This Is AuburnCalendar of Events

Submit an Event (See the POLICIES ON POSTING EVENTS.)

 

October 03, 2017
Time: 4:00 PM - 5:30 PM
Location: Pebble Hill

The public is invited to a book talk by Keith Hebert, author of The Long Civil War in the North Georgia Mountains: Confederate Nationalism, Sectionalism, and White Supremacy in Bartow County, Georgia.


Civil War historians have long noted that support for the Confederacy in the antebellum South tended to align with geography: those who lived in towns, along railroads, and on land suited for large-scale farming tended to side with the Confederacy, while those who lived a more isolated existence and made their livings by subsistence farming and bartering usually remained Unionist.
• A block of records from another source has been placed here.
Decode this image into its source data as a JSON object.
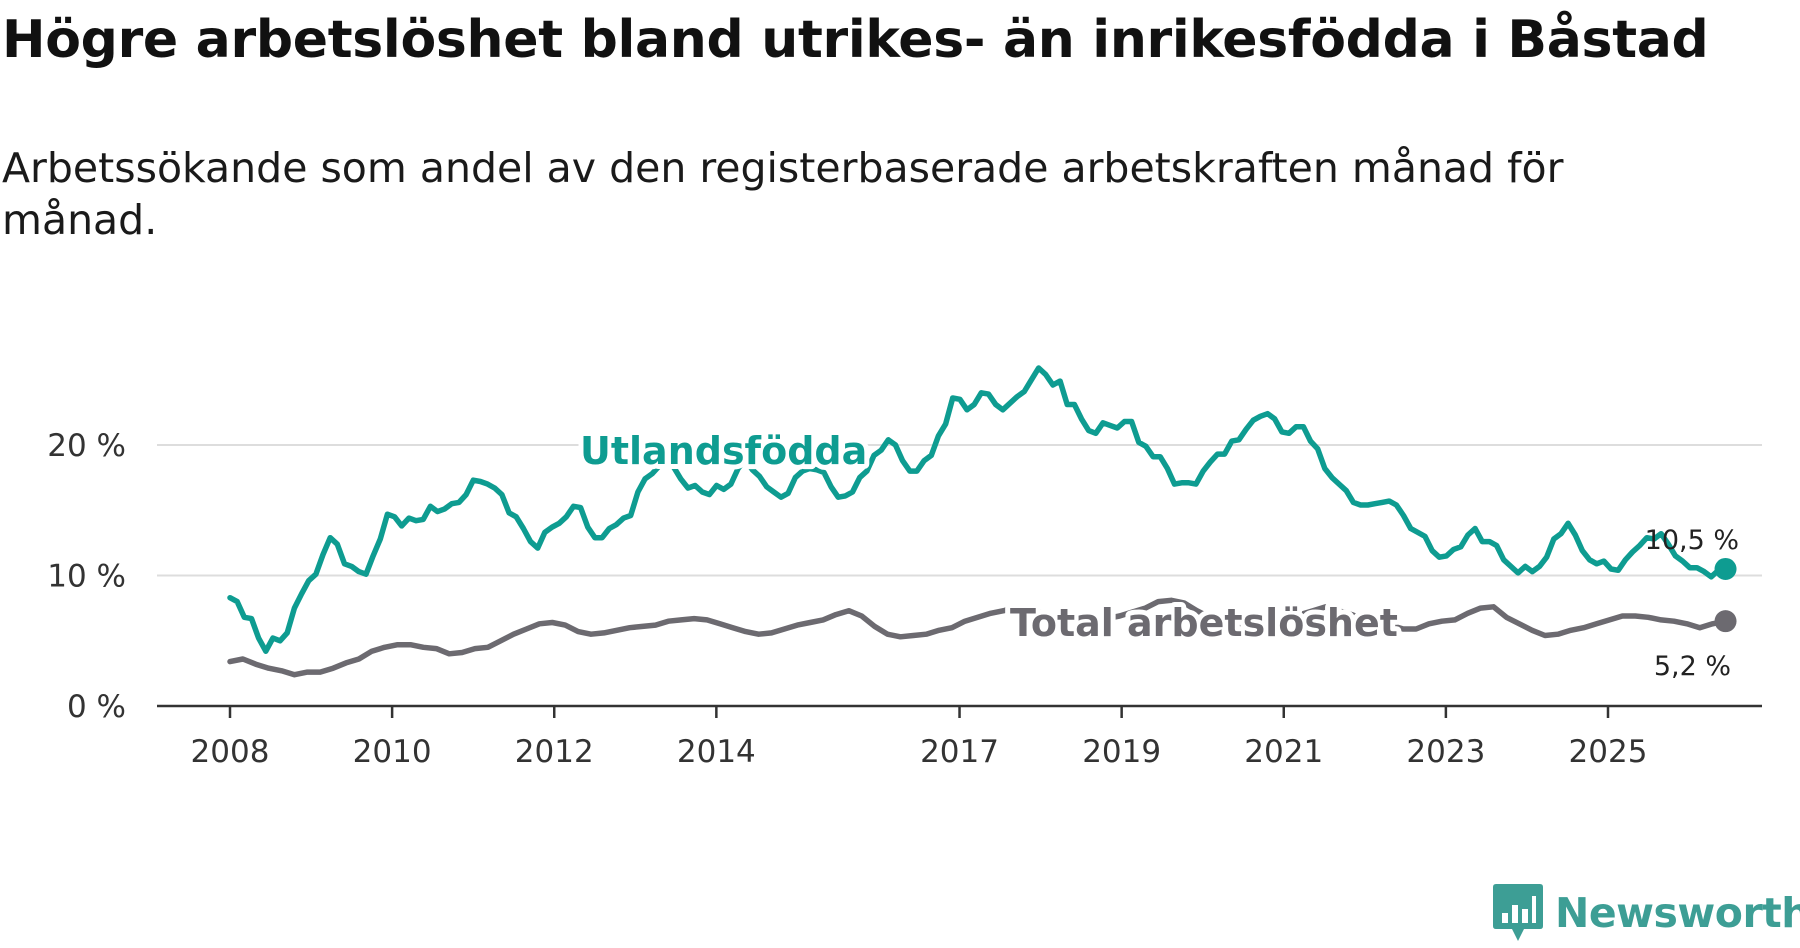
{
  "header": {
    "title": "Högre arbetslöshet bland utrikes- än inrikesfödda i Båstad",
    "subtitle": "Arbetssökande som andel av den registerbaserade arbetskraften månad för månad."
  },
  "colors": {
    "foreign_born": "#0e9c91",
    "total": "#6c6a70",
    "grid": "#dddddd",
    "axis": "#333333",
    "brand": "#3d9e95"
  },
  "brand": {
    "name": "Newsworthy",
    "icon": "bar-chart-speech-icon"
  },
  "chart_data": {
    "type": "line",
    "title": "Högre arbetslöshet bland utrikes- än inrikesfödda i Båstad",
    "subtitle": "Arbetssökande som andel av den registerbaserade arbetskraften månad för månad.",
    "xlabel": "",
    "ylabel": "",
    "x_unit": "year (decimal, monthly)",
    "xlim": [
      2007.6,
      2026.6
    ],
    "ylim": [
      0,
      25
    ],
    "grid": true,
    "legend": "inline labels",
    "x_ticks": [
      2008,
      2010,
      2012,
      2014,
      2017,
      2019,
      2021,
      2023,
      2025
    ],
    "x_tick_labels": [
      "2008",
      "2010",
      "2012",
      "2014",
      "2017",
      "2019",
      "2021",
      "2023",
      "2025"
    ],
    "y_ticks": [
      0,
      10,
      20
    ],
    "y_tick_labels": [
      "0 %",
      "10 %",
      "20 %"
    ],
    "end_x": 2026.45,
    "series": [
      {
        "name": "Utlandsfödda",
        "color": "#0e9c91",
        "end_label": "10,5 %",
        "x_start": 2008.0,
        "x_step": 0.08333,
        "values": [
          8.3,
          8.0,
          6.8,
          6.7,
          5.2,
          4.2,
          5.2,
          5.0,
          5.6,
          7.5,
          8.6,
          9.6,
          10.1,
          11.6,
          12.9,
          12.4,
          10.9,
          10.7,
          10.3,
          10.1,
          11.5,
          12.8,
          14.7,
          14.5,
          13.8,
          14.4,
          14.2,
          14.3,
          15.3,
          14.9,
          15.1,
          15.5,
          15.6,
          16.2,
          17.3,
          17.2,
          17.0,
          16.7,
          16.2,
          14.8,
          14.5,
          13.6,
          12.6,
          12.1,
          13.3,
          13.7,
          14.0,
          14.5,
          15.3,
          15.2,
          13.7,
          12.9,
          12.9,
          13.6,
          13.9,
          14.4,
          14.6,
          16.4,
          17.4,
          17.8,
          18.4,
          18.6,
          18.3,
          17.4,
          16.7,
          16.9,
          16.4,
          16.2,
          16.9,
          16.6,
          17.0,
          18.2,
          18.9,
          18.1,
          17.6,
          16.8,
          16.4,
          16.0,
          16.3,
          17.5,
          18.0,
          18.2,
          18.1,
          17.9,
          16.8,
          16.0,
          16.1,
          16.4,
          17.5,
          18.0,
          19.2,
          19.6,
          20.4,
          20.0,
          18.8,
          18.0,
          18.0,
          18.8,
          19.2,
          20.7,
          21.6,
          23.6,
          23.5,
          22.7,
          23.1,
          24.0,
          23.9,
          23.1,
          22.7,
          23.2,
          23.7,
          24.1,
          25.0,
          25.9,
          25.4,
          24.6,
          24.9,
          23.1,
          23.1,
          22.0,
          21.1,
          20.9,
          21.7,
          21.5,
          21.3,
          21.8,
          21.8,
          20.2,
          19.9,
          19.1,
          19.1,
          18.2,
          17.0,
          17.1,
          17.1,
          17.0,
          18.0,
          18.7,
          19.3,
          19.3,
          20.3,
          20.4,
          21.2,
          21.9,
          22.2,
          22.4,
          22.0,
          21.0,
          20.9,
          21.4,
          21.4,
          20.3,
          19.7,
          18.2,
          17.5,
          17.0,
          16.5,
          15.6,
          15.4,
          15.4,
          15.5,
          15.6,
          15.7,
          15.4,
          14.6,
          13.6,
          13.3,
          13.0,
          11.9,
          11.4,
          11.5,
          12.0,
          12.2,
          13.1,
          13.6,
          12.6,
          12.6,
          12.3,
          11.2,
          10.7,
          10.2,
          10.7,
          10.3,
          10.7,
          11.4,
          12.8,
          13.2,
          14.0,
          13.1,
          11.9,
          11.2,
          10.9,
          11.1,
          10.5,
          10.4,
          11.2,
          11.8,
          12.3,
          12.9,
          12.8,
          13.2,
          12.4,
          11.5,
          11.1,
          10.6,
          10.6,
          10.3,
          9.9,
          10.4,
          10.5
        ]
      },
      {
        "name": "Total arbetslöshet",
        "color": "#6c6a70",
        "end_label": "5,2 %",
        "x_start": 2008.0,
        "x_step": 0.08333,
        "values": [
          3.4,
          3.6,
          3.2,
          2.9,
          2.7,
          2.4,
          2.6,
          2.6,
          2.9,
          3.3,
          3.6,
          4.2,
          4.5,
          4.7,
          4.7,
          4.5,
          4.4,
          4.0,
          4.1,
          4.4,
          4.5,
          5.0,
          5.5,
          5.9,
          6.3,
          6.4,
          6.2,
          5.7,
          5.5,
          5.6,
          5.8,
          6.0,
          6.1,
          6.2,
          6.5,
          6.6,
          6.7,
          6.6,
          6.3,
          6.0,
          5.7,
          5.5,
          5.6,
          5.9,
          6.2,
          6.4,
          6.6,
          7.0,
          7.3,
          6.9,
          6.1,
          5.5,
          5.3,
          5.4,
          5.5,
          5.8,
          6.0,
          6.5,
          6.8,
          7.1,
          7.3,
          7.6,
          7.5,
          7.1,
          6.7,
          6.5,
          6.6,
          6.5,
          6.7,
          6.9,
          7.2,
          7.5,
          8.0,
          8.1,
          7.9,
          7.3,
          6.8,
          6.5,
          6.4,
          6.1,
          6.5,
          6.6,
          6.8,
          7.0,
          7.3,
          7.6,
          7.3,
          7.0,
          6.6,
          6.4,
          6.2,
          5.9,
          5.9,
          6.3,
          6.5,
          6.6,
          7.1,
          7.5,
          7.6,
          6.8,
          6.3,
          5.8,
          5.4,
          5.5,
          5.8,
          6.0,
          6.3,
          6.6,
          6.9,
          6.9,
          6.8,
          6.6,
          6.5,
          6.3,
          6.0,
          6.3,
          6.5
        ]
      }
    ]
  }
}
Bartow County in northwest Georgia, with its distinctive terrain of valley, piedmont, and Appalachian hill country, is an ideal microcosm to examine these issues. Hebert examines the rise and precipitous fall of Confederate nationalism in Bartow County, a shared experience among many counties in the upland South. Hebert’s story tells us much about the war’s origins, Confederate defeat, and the enduring legacy of white supremacy in these rural areas.


Keith Hebert, assistant professor in the Department of History at Auburn University, was formerly state historian at the Georgia Department of Natural Resources, Historic Preservation Division. His writing has appeared in The Georgia Historical Quarterly and Reconstructing Appalachia: The Civil War’s Aftermath.


The event is free, open to the public, and will be followed by refreshments. Books will be available for purchase and signing. The Caroline Marshall Draughon Center for the Arts & Humanities at Pebble Hill is located at 101 S. Debardeleben Street, Auburn.